Comme prévu, leur attente prit fin quelques heures plus tard, lorsque le son d'une corne de brume déchira la quiétude de la montagne. Ignorant son nez et ses oreilles bouchées, Maximilien courut sur le pont et regarda par-dessus la balustrade : Un traîneau tiré par quatre grosses vaches poilues était en approche. Augustus se hâta d'ouvrir sa cale à ses visiteurs lorsqu'ils arrivèrent à destination. Ils étaient tous les cinq enroulés dans les mêmes manteaux mauves couverts de neige. Les empathes s'en débarrassèrent d'un seul mouvement, révélant leurs crânes rasés et cinq toges rigoureusement identiques. Leur doyen lança la conversation en saluant chaleureusement l'Oncle Augustus :

— Toute la Communauté vous souhaite la bienvenue sur Al-Ondalouse. Nous espérons que votre voyage s'est déroulé sans encombres.

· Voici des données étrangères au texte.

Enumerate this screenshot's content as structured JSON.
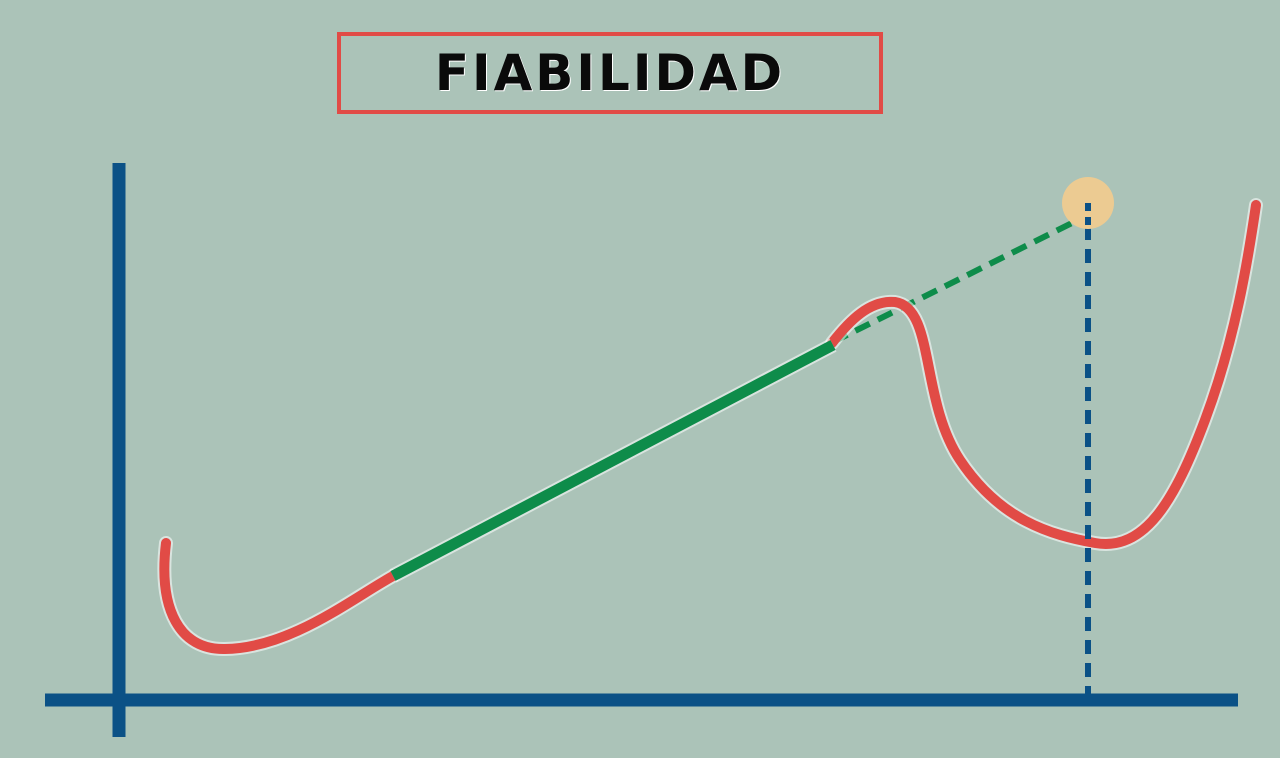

— Nous avons été surpris par la tempête de neige de tout à l'heure, rit l'explorateur en retour. La rigueur de votre climat me jouera toujours des tours !

Ils sourirent tous les cinq à la remarque. Le plus âgé reprit de nouveau la parole.

— Nous avons été envoyés au nom de la majorité pour gérer nos transactions. Qu'avez-vous à nous proposer, marchand inter-familial ? Nous vous payerons directement en laine dalousienne.

— Vos laines ont une excellente réputation. J'accepte avec plaisir, suivez-moi !

Alors que l'empathe qui avait parlé emboîtait le pas de son oncle, deux autres allèrent chercher de gros baluchons sur leurs traîneaux. Maximilien les aida à les disposer dans la cale un peu désordonnée avant d'observer leurs invités avec curiosité.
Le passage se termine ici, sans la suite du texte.